Na comparação com os últimos dez anos, o número só é maior que o registrado em 2021, durante a pandemia de Covid-19, quando foram 63 medidas aprovadas, e 2017, na primeira gestão de Maia, logo após a cassação de Cunha.
Motta assumiu a cadeira de presidente da Câmara em fevereiro com o discurso de buscar consensos, numa estratégia para se afastar da principal crítica à gestão de Lira: as votações aceleradas, sem discussões dos projetos que eram levados para a pauta do plenário.
Neste sentido, o deputado anunciou há duas semanas a criação de três comissões especiais para debater propostas consideradas prioritárias pelo governo. Uma para analisar a isenção do Imposto de Renda para quem ganha até R$ 5 mil, outra para a regulamentação da Inteligência Artificial e a terceira que vai tratar do Plano Nacional de Educação. Os colegiados nem sequer foram instalados.
A estratégia de discutir o texto em um colegiado específico também foi usada por Lira no caso do PL das Redes Sociais, que trata da regulamentação das plataformas. O então presidente da Câmara anunciou em junho do ano passado a criação de um grupo de trabalho para debater o texto, com prazo de 90 dias. Dez meses depois, esse grupo não chegou a ser formado.
Projetos da área econômica também estão na lista do que está travado. Um exemplo é o que estabelece idade mínima de 55 anos para a aposentadoria de militares, o que hoje não existe, enviado pelo governo em dezembro.
Questionada sobre as votações paradas na Casa, a ministra Gleisi Hoffmann, da Secretaria das Relações Institucionais, afirmou que não cabe ao governo pressionar o Congresso. “O governo articula e encaminha pautas do Executivo, e estas estão bem encaminhadas”, disse ela, em nota.

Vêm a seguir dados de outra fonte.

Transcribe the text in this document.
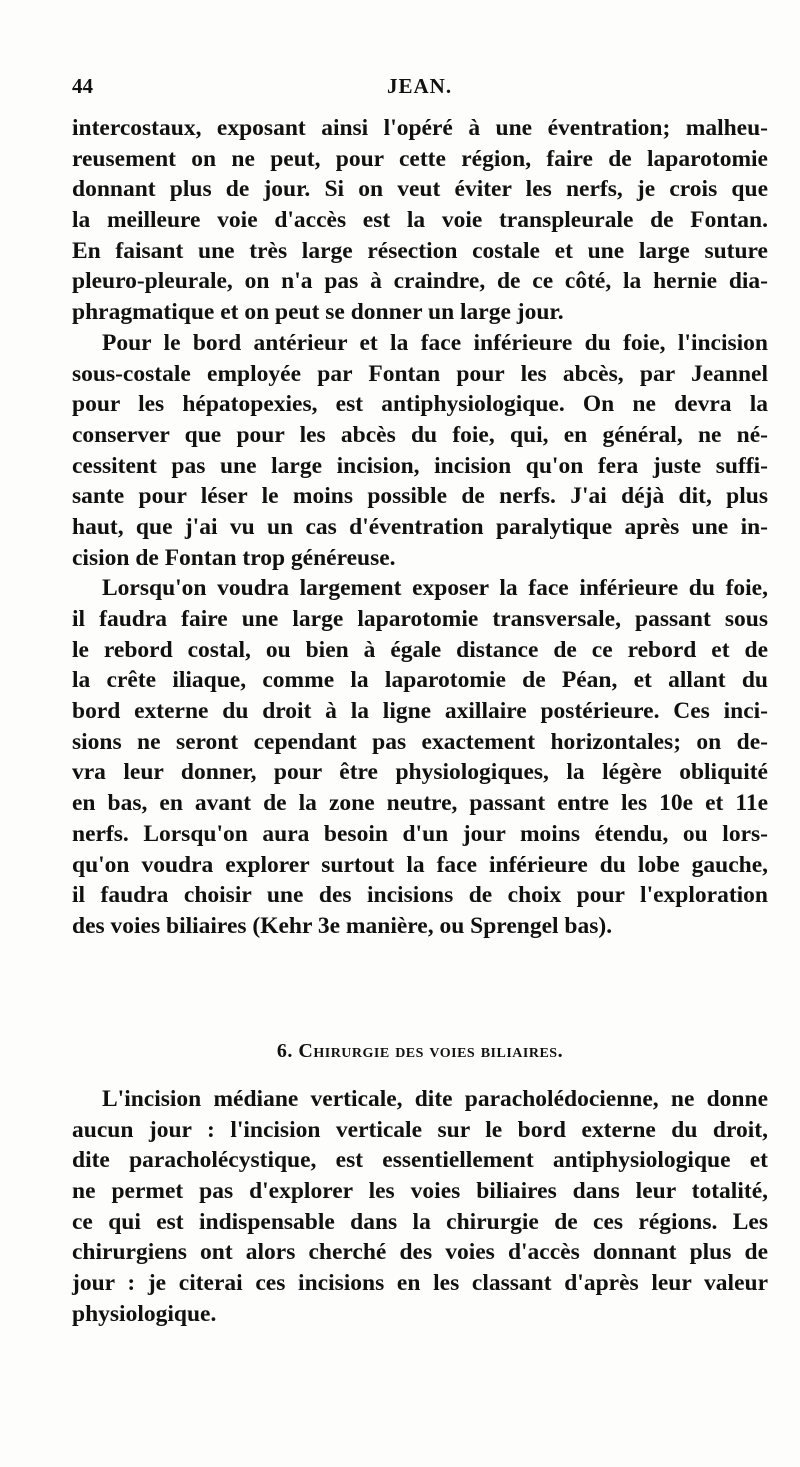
44	JEAN.

intercostaux, exposant ainsi l'opéré à une éventration; malheu-
reusement on ne peut, pour cette région, faire de laparotomie
donnant plus de jour. Si on veut éviter les nerfs, je crois que
la meilleure voie d'accès est la voie transpleurale de Fontan.
En faisant une très large résection costale et une large suture
pleuro-pleurale, on n'a pas à craindre, de ce côté, la hernie dia-
phragmatique et on peut se donner un large jour.

Pour le bord antérieur et la face inférieure du foie, l'incision
sous-costale employée par Fontan pour les abcès, par Jeannel
pour les hépatopexies, est antiphysiologique. On ne devra la
conserver que pour les abcès du foie, qui, en général, ne né-
cessitent pas une large incision, incision qu'on fera juste suffi-
sante pour léser le moins possible de nerfs. J'ai déjà dit, plus
haut, que j'ai vu un cas d'éventration paralytique après une in-
cision de Fontan trop généreuse.

Lorsqu'on voudra largement exposer la face inférieure du foie,
il faudra faire une large laparotomie transversale, passant sous
le rebord costal, ou bien à égale distance de ce rebord et de
la crête iliaque, comme la laparotomie de Péan, et allant du
bord externe du droit à la ligne axillaire postérieure. Ces inci-
sions ne seront cependant pas exactement horizontales; on de-
vra leur donner, pour être physiologiques, la légère obliquité
en bas, en avant de la zone neutre, passant entre les 10e et 11e
nerfs. Lorsqu'on aura besoin d'un jour moins étendu, ou lors-
qu'on voudra explorer surtout la face inférieure du lobe gauche,
il faudra choisir une des incisions de choix pour l'exploration
des voies biliaires (Kehr 3e manière, ou Sprengel bas).

6. Chirurgie des voies biliaires.

L'incision médiane verticale, dite paracholédocienne, ne donne
aucun jour : l'incision verticale sur le bord externe du droit,
dite paracholécystique, est essentiellement antiphysiologique et
ne permet pas d'explorer les voies biliaires dans leur totalité,
ce qui est indispensable dans la chirurgie de ces régions. Les
chirurgiens ont alors cherché des voies d'accès donnant plus de
jour : je citerai ces incisions en les classant d'après leur valeur
physiologique.
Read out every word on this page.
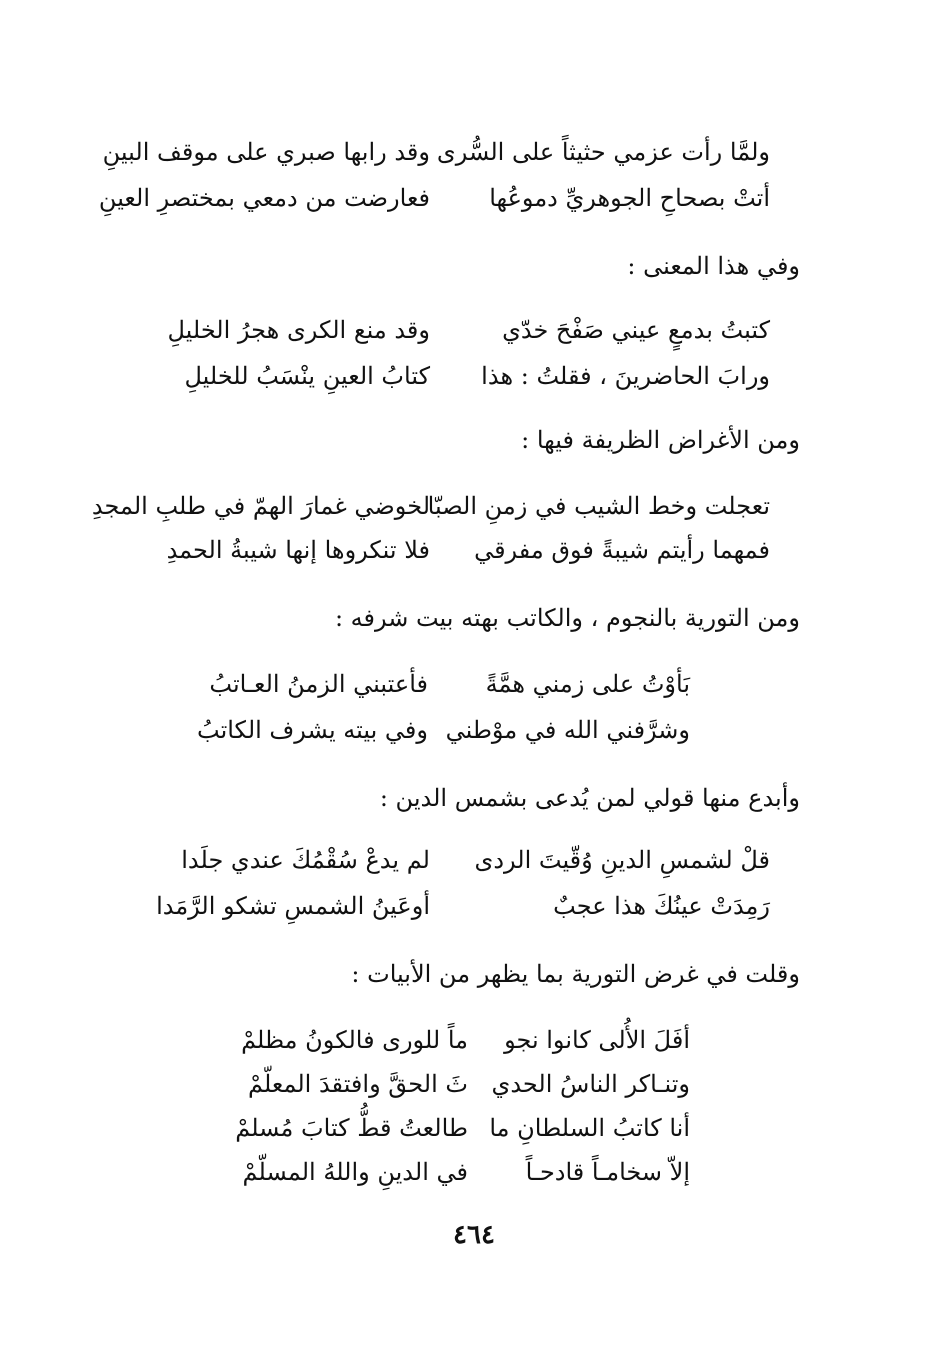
ولمَّا رأت عزمي حثيثاً على السُّرى
وقد رابها صبري على موقف البينِ
أتتْ بصحاحِ الجوهريِّ دموعُها
فعارضت من دمعي بمختصرِ العينِ
وفي هذا المعنى :
كتبتُ بدمعٍ عيني صَفْحَ خدّي
وقد منع الكرى هجرُ الخليلِ
ورابَ الحاضرينَ ، فقلتُ : هذا
كتابُ العينِ ينْسَبُ للخليلِ
ومن الأغراض الظريفة فيها :
تعجلت وخط الشيب في زمنِ الصبّا
لخوضي غمارَ الهمّ في طلبِ المجدِ
فمهما رأيتم شيبةً فوق مفرقي
فلا تنكروها إنها شيبةُ الحمدِ
ومن التورية بالنجوم ، والكاتب بهته بيت شرفه :
بَأوْتُ على زمني همَّةً
فأعتبني الزمنُ العـاتبُ
وشرَّفني الله في موْطني
وفي بيته يشرف الكاتبُ
وأبدع منها قولي لمن يُدعى بشمس الدين :
قلْ لشمسِ الدينِ وُقّيتَ الردى
لم يدعْ سُقْمُكَ عندي جلَدا
رَمِدَتْ عينُكَ هذا عجبٌ
أوعَينُ الشمسِ تشكو الرَّمَدا
وقلت في غرض التورية بما يظهر من الأبيات :
أفَلَ الأُلى كانوا نجو
ماً للورى فالكونُ مظلمْ
وتنـاكر الناسُ الحدي
ثَ الحقَّ وافتقدَ المعلّمْ
أنا كاتبُ السلطانِ ما
طالعتُ قطُّ كتابَ مُسلمْ
إلاّ سخامـاً قادحـاً
في الدينِ واللهُ المسلّمْ
٤٦٤
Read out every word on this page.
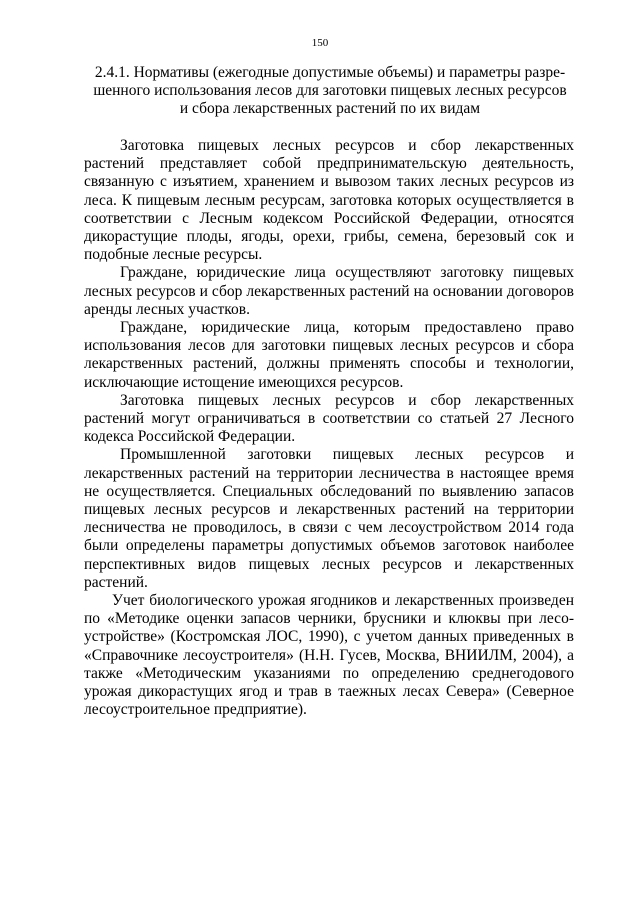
150
2.4.1. Нормативы (ежегодные допустимые объемы) и параметры разрешенного использования лесов для заготовки пищевых лесных ресурсов и сбора лекарственных растений по их видам

Заготовка пищевых лесных ресурсов и сбор лекарственных растений представляет собой предпринимательскую деятельность, связанную с изъятием, хранением и вывозом таких лесных ресурсов из леса. К пищевым лесным ресурсам, заготовка которых осуществляется в соответствии с Лесным кодексом Российской Федерации, относятся дикорастущие плоды, ягоды, орехи, грибы, семена, березовый сок и подобные лесные ресурсы.

Граждане, юридические лица осуществляют заготовку пищевых лесных ресурсов и сбор лекарственных растений на основании договоров аренды лесных участков.

Граждане, юридические лица, которым предоставлено право использования лесов для заготовки пищевых лесных ресурсов и сбора лекарственных растений, должны применять способы и технологии, исключающие истощение имеющихся ресурсов.

Заготовка пищевых лесных ресурсов и сбор лекарственных растений могут ограничиваться в соответствии со статьей 27 Лесного кодекса Российской Федерации.

Промышленной заготовки пищевых лесных ресурсов и лекарственных растений на территории лесничества в настоящее время не осуществляется. Специальных обследований по выявлению запасов пищевых лесных ресурсов и лекарственных растений на территории лесничества не проводилось, в связи с чем лесоустройством 2014 года были определены параметры допустимых объемов заготовок наиболее перспективных видов пищевых лесных ресурсов и лекарственных растений.

Учет биологического урожая ягодников и лекарственных произведен по «Методике оценки запасов черники, брусники и клюквы при лесоустройстве» (Костромская ЛОС, 1990), с учетом данных приведенных в «Справочнике лесоустроителя» (Н.Н. Гусев, Москва, ВНИИЛМ, 2004), а также «Методическим указаниями по определению среднегодового урожая дикорастущих ягод и трав в таежных лесах Севера» (Северное лесоустроительное предприятие).
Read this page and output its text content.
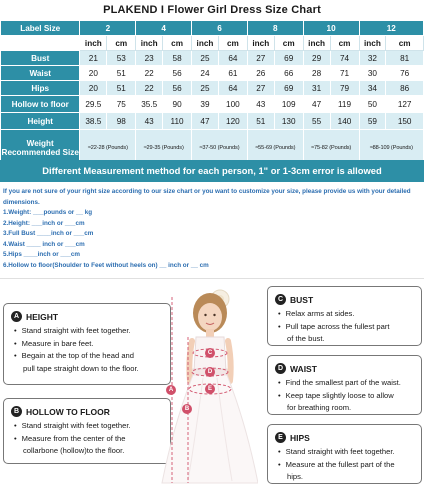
PLAKEND I Flower Girl Dress Size Chart
Label Size	2		4		6		8		10		12	
	inch	cm	inch	cm	inch	cm	inch	cm	inch	cm	inch	cm
Bust	21	53	23	58	25	64	27	69	29	74	32	81
Waist	20	51	22	56	24	61	26	66	28	71	30	76
Hips	20	51	22	56	25	64	27	69	31	79	34	86
Hollow to floor	29.5	75	35.5	90	39	100	43	109	47	119	50	127
Height	38.5	98	43	110	47	120	51	130	55	140	59	150

Weight
Recommended Size	≈22-28 (Pounds)		≈29-35 (Pounds)		≈37-50 (Pounds)		≈55-69 (Pounds)		≈75-82 (Pounds)		≈88-109 (Pounds)	
Different Measurement method for each person, 1" or 1-3cm error is allowed
If you are not sure of your right size according to our size chart or you want to customize your size, please provide us with your detailed dimensions.
1.Weight: ___pounds or __ kg
2.Height: ___inch or ___cm
3.Full Bust ____inch or ___cm
4.Waist ____ inch or ___cm
5.Hips ____inch or ___cm
6.Hollow to floor(Shoulder to Feet without heels on) __ inch or __ cm
A HEIGHT
• Stand straight with feet together.
• Measure in bare feet.
• Begain at the top of the head and
pull tape straight down to the floor.
B HOLLOW TO FLOOR
• Stand straight with feet together.
• Measure from the center of the
collarbone (hollow)to the floor.
C BUST
• Relax arms at sides.
• Pull tape across the fullest part
of the bust.
D WAIST
• Find the smallest part of the waist.
• Keep tape slightly loose to allow
for breathing room.
E HIPS
• Stand straight with feet together.
• Measure at the fullest part of the
hips.
A
B
C
D
E
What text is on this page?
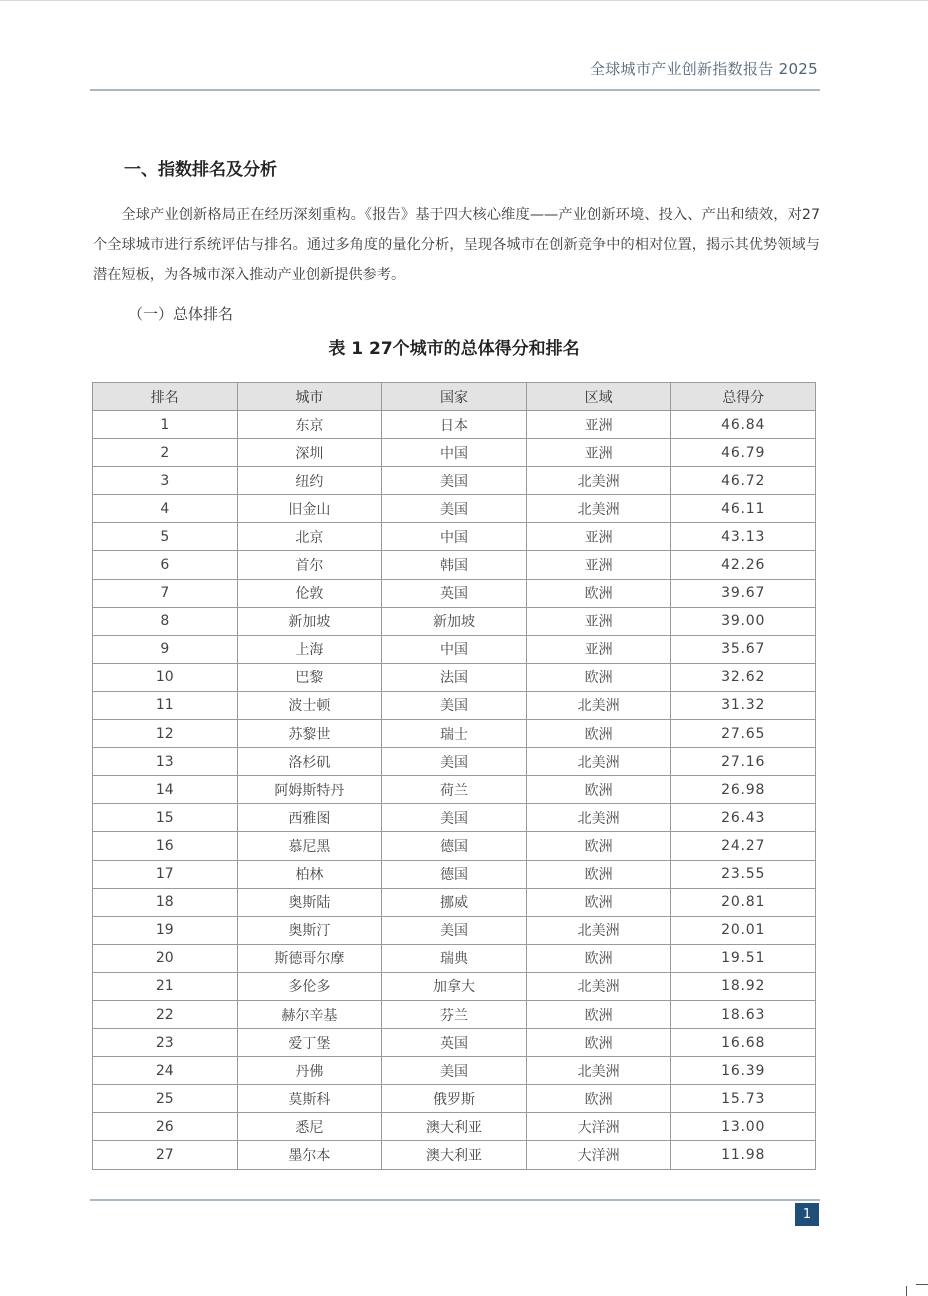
全球城市产业创新指数报告 2025
一、指数排名及分析

全球产业创新格局正在经历深刻重构。《报告》基于四大核心维度——产业创新环境、投入、产出和绩效，对27个全球城市进行系统评估与排名。通过多角度的量化分析，呈现各城市在创新竞争中的相对位置，揭示其优势领域与潜在短板，为各城市深入推动产业创新提供参考。

（一）总体排名
表 1 27个城市的总体得分和排名
排名	城市	国家	区域	总得分
1	东京	日本	亚洲	46.84
2	深圳	中国	亚洲	46.79
3	纽约	美国	北美洲	46.72
4	旧金山	美国	北美洲	46.11
5	北京	中国	亚洲	43.13
6	首尔	韩国	亚洲	42.26
7	伦敦	英国	欧洲	39.67
8	新加坡	新加坡	亚洲	39.00
9	上海	中国	亚洲	35.67
10	巴黎	法国	欧洲	32.62
11	波士顿	美国	北美洲	31.32
12	苏黎世	瑞士	欧洲	27.65
13	洛杉矶	美国	北美洲	27.16
14	阿姆斯特丹	荷兰	欧洲	26.98
15	西雅图	美国	北美洲	26.43
16	慕尼黑	德国	欧洲	24.27
17	柏林	德国	欧洲	23.55
18	奥斯陆	挪威	欧洲	20.81
19	奥斯汀	美国	北美洲	20.01
20	斯德哥尔摩	瑞典	欧洲	19.51
21	多伦多	加拿大	北美洲	18.92
22	赫尔辛基	芬兰	欧洲	18.63
23	爱丁堡	英国	欧洲	16.68
24	丹佛	美国	北美洲	16.39
25	莫斯科	俄罗斯	欧洲	15.73
26	悉尼	澳大利亚	大洋洲	13.00
27	墨尔本	澳大利亚	大洋洲	11.98
1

Aliado de Motta, o líder do Republicanos, Gilberto Abramo (MG), também minimizou a baixa produtividade da Casa:
— Acho que (o ritmo de votações) está dentro da normalidade. Existem matérias que partidos fazem questionamentos e, para não ter discussões inacabadas, se retira da pauta até entrarmos em acordo.
O ritmo mais lento de votações foi agravado nesta semana, quando deputados foram dispensados de comparecer em Brasília por causa do feriado da Páscoa. Motta, por sua vez, anunciou ter entrado de férias no último dia 10 e, segundo sua assessoria, viajou para fora do país.
— Vivemos um momento tumultuado com o PL da anistia. Acho que a viagem faz parte de uma estratégia de esfriar a temperatura — disse o líder do PT, Lindbergh Farias (RJ).
O cenário é semelhante no Senado. A quantidade de propostas votadas até 15 de abril é a menor para inícios de legislaturas dos últimos 14 anos. Foram 47, ante 88 em 2023, e 110 em 2021, no primeiro mandato de Rodrigo Pacheco (PSD-RJ) como presidente da Casa, em meio à pandemia de Covid-19.
Para o líder do União Brasil, senador Efraim Filho (PB), questões que polarizam o debate acabam por afetar o ritmo de votações no Congresso.
— O início do ano foi impactado por discussões como a anistia, que polarizam, e isto impacta na formação das agendas, além de fazer com que as comissões demorassem a ser instaladas — disse ele.
Na Comissão de Constituição e Justiça (CCJ), a principal do Senado, estão duas das pautas consideradas prioritárias pelo ministro da Fazenda, Fernando Haddad: a que cria o Comitê Gestor da Reforma Tributária e a que limita os penduricalhos na remuneração de servidores públicos, para coibir os chamados “supersalários”.
O presidente do colegiado, senador Otto Alencar (PSD-BA), afirma que tem conversado com Gleisi para tentar avançar com os textos, mas avalia que falta sintonia entre os Poderes:
— Até agora, poucas pautas relevantes foram levadas a plenário. A ministra Gleisi Hoffmann tem conversado com todos nós, tentado fazer os projetos irem à frente. O pior é que tenho olhado para frente e parece que não vai acontecer nada.
Outro motivo apontado para o ritmo mais lento é o tempo perdido na discussão do Orçamento de 2025.
— O ano ficou comprometido com a passagem de 2024 sem o orçamento anual aprovado. Estamos indo para o quinto mês do ano nesta situação, de pouca produtividade. Agora, com as comissões instaladas, o segundo semestre precisará ser intenso, por causa do calendário eleitoral — disse Eduardo Gomes (PL-TO), vice-presidente do Senado.